In this case, the tenant also claimed that a statement by Crown that it would ‘look after’ the tenant regarding the renewal provided the renovations were of high quality was enforceable as a collateral contract, the consideration for which was the tenant agreeing to sign the lease.
High Court decision
In the end, this case turned on its facts – the majority of the High Court of Australia (Chief Justice French, Justice Keifel, Justice Bell, Justice Keane and Justice Nettle) found in Crown’s favour, that there is no promissory estoppel and no collateral contract.

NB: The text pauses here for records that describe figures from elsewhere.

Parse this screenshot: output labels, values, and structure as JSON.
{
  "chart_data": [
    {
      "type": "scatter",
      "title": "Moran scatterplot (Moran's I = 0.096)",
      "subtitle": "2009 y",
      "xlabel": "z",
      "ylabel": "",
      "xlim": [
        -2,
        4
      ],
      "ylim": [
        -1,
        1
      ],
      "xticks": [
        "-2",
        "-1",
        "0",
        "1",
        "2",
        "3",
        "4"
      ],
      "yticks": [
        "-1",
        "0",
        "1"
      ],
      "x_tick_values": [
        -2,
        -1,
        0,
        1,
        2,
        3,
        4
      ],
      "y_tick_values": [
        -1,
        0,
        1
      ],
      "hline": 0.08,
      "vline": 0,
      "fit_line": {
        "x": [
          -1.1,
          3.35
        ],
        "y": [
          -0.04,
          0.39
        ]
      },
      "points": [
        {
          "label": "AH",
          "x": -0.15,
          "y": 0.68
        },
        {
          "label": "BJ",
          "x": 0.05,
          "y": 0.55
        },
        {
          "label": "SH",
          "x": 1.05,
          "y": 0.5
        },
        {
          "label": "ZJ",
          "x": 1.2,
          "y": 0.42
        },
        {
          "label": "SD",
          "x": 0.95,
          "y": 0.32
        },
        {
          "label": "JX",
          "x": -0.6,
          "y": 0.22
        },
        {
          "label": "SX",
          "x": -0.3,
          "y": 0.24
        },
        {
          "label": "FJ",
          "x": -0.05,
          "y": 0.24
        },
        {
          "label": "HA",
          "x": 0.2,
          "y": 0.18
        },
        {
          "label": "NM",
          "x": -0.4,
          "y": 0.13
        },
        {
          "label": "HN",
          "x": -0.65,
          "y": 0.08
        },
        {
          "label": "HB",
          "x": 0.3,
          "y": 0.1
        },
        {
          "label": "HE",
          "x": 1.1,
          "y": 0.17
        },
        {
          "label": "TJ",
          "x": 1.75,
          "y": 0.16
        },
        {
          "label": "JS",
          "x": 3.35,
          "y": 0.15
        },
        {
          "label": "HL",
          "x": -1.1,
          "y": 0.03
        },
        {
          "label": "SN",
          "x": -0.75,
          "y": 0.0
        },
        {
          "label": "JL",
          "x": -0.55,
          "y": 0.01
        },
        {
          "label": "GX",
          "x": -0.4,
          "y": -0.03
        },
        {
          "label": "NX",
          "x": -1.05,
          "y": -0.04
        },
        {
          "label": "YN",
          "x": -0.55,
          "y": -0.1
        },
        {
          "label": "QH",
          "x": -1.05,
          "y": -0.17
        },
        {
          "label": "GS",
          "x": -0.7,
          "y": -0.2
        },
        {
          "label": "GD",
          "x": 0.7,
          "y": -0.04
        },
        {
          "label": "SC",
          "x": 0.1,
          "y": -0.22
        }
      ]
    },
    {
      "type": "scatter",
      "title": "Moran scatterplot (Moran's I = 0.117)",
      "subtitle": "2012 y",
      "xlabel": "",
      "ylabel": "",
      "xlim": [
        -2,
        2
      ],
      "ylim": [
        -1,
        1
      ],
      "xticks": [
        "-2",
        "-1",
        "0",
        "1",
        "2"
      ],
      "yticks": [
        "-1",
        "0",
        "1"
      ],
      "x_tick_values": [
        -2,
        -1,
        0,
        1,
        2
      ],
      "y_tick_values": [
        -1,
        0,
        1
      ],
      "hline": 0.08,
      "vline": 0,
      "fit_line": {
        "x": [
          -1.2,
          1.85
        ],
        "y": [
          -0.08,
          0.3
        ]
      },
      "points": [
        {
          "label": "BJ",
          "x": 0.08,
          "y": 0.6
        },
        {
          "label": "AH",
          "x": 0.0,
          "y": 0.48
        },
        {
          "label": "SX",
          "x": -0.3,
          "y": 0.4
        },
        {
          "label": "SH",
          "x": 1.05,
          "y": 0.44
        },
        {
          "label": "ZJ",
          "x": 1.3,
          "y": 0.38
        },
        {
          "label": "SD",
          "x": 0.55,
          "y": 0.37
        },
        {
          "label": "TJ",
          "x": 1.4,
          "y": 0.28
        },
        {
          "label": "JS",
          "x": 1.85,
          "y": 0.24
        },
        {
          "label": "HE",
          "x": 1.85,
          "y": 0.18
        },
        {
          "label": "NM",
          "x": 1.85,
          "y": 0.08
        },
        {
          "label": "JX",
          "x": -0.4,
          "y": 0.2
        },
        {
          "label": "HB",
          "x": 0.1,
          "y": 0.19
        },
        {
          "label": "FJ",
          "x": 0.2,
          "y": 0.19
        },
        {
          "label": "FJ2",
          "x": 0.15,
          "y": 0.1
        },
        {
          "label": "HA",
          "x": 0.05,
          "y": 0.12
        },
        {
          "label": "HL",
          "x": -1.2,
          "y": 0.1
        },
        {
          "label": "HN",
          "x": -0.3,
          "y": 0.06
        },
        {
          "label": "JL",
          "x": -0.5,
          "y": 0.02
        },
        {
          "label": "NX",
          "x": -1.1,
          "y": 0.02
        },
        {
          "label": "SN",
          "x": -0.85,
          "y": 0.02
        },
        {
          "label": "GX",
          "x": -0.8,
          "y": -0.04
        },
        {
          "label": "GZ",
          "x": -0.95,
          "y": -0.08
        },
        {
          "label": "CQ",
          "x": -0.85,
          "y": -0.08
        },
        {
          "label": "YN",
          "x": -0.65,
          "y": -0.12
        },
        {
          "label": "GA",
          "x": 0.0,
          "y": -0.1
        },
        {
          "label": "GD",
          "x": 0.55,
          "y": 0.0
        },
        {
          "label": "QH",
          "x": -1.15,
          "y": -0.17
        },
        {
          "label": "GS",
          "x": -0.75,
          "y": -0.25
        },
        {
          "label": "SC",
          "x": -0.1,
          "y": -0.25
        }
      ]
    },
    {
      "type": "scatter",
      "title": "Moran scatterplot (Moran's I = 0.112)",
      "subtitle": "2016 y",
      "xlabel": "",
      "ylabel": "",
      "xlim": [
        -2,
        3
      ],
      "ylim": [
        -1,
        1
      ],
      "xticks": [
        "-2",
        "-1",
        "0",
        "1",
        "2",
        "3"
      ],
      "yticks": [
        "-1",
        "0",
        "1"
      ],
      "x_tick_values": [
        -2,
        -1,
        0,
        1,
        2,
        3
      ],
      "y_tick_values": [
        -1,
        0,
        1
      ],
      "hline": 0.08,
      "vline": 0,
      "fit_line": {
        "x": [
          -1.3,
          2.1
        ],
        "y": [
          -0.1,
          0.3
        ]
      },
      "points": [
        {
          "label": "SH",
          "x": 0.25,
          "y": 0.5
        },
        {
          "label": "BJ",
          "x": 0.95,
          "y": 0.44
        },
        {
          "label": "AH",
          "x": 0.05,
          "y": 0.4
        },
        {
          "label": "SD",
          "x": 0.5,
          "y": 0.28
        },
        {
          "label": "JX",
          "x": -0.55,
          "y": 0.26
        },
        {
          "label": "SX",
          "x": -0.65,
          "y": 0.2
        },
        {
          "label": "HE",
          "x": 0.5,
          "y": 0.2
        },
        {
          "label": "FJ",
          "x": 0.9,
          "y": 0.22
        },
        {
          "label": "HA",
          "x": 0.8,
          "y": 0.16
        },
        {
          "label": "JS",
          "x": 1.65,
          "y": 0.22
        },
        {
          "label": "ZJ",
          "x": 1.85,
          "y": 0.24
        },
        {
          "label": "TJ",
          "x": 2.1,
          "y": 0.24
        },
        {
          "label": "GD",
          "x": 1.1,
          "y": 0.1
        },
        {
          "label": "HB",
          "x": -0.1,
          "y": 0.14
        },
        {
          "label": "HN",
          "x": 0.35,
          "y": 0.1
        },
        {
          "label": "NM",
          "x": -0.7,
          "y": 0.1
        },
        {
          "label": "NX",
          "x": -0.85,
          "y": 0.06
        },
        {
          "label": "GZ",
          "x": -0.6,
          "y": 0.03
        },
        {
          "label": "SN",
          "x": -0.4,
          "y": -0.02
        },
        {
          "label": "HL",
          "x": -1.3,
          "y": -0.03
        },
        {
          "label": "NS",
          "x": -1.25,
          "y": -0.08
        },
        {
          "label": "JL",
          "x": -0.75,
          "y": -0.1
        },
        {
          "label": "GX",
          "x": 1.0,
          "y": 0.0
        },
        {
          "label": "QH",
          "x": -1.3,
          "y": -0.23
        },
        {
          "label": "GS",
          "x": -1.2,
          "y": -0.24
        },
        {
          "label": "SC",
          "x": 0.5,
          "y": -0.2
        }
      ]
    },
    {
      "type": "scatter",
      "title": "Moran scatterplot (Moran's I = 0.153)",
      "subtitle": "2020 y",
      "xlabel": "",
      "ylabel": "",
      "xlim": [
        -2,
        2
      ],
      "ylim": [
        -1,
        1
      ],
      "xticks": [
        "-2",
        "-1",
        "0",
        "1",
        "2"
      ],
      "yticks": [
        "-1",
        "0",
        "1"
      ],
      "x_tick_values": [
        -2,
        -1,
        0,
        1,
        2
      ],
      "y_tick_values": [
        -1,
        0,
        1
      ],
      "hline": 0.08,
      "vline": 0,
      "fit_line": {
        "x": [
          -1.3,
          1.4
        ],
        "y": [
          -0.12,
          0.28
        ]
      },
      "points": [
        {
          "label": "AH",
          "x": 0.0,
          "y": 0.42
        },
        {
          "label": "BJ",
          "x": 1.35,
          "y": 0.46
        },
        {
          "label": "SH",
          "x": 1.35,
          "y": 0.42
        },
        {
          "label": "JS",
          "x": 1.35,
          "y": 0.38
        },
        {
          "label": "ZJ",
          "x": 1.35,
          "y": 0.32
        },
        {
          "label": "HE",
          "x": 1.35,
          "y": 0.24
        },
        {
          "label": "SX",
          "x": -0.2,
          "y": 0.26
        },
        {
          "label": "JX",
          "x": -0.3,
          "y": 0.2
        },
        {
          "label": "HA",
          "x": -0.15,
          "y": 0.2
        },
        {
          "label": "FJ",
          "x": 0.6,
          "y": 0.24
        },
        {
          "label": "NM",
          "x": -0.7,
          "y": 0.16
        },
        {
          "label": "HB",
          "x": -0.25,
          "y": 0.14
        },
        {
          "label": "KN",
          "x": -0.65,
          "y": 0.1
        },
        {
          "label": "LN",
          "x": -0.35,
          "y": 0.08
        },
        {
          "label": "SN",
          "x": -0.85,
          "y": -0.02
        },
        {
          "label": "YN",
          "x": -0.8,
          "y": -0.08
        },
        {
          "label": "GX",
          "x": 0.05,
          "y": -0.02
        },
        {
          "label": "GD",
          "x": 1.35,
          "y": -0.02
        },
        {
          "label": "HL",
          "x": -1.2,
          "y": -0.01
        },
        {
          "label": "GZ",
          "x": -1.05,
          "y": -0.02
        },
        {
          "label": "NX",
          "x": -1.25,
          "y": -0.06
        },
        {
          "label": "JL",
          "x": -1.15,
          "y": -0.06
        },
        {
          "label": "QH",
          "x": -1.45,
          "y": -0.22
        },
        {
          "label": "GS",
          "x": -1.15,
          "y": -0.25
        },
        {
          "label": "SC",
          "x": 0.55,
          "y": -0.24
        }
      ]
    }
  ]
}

In relation to claim for promissory estoppel, the majority found that no reasonable person would have relied on Crown’s ‘promise’ that it would be ‘looked after at renewal time’ to establish an enforceable right to be offered a further lease. Attention was also given to whether the assumption was in fact acted upon by the tenant. The tenant submitted that it assumed there would be a renewal of the lease on the same terms and conditions as the 2005 lease, which is what lead it to hand over the executed leases. However no evidence for this was produced at trial and it was held that the tenant had not shown that the assumption was acted upon.
Further, the majority found that Crown’s promise to the tenant that it would be ‘looked after at renewal time’ was not sufficiently detailed and certain to constitute a collateral contract. It was held that there was a lack of terms, as opposed to uncertainty of terms, to create a collateral contract and Crown’s statement ‘did not have the quality of a contractual promise of any kind’.
This is a timely reminder for tenants and any parties entering into contractual arrangements – make sure all of the representations made to you, as well as your rights and expectations are sufficiently detailed in the contract. This case is a very practical example that it can be very risky to rely on promises, representations or statements made outside of the contract, which may be held to be unenforceable at law.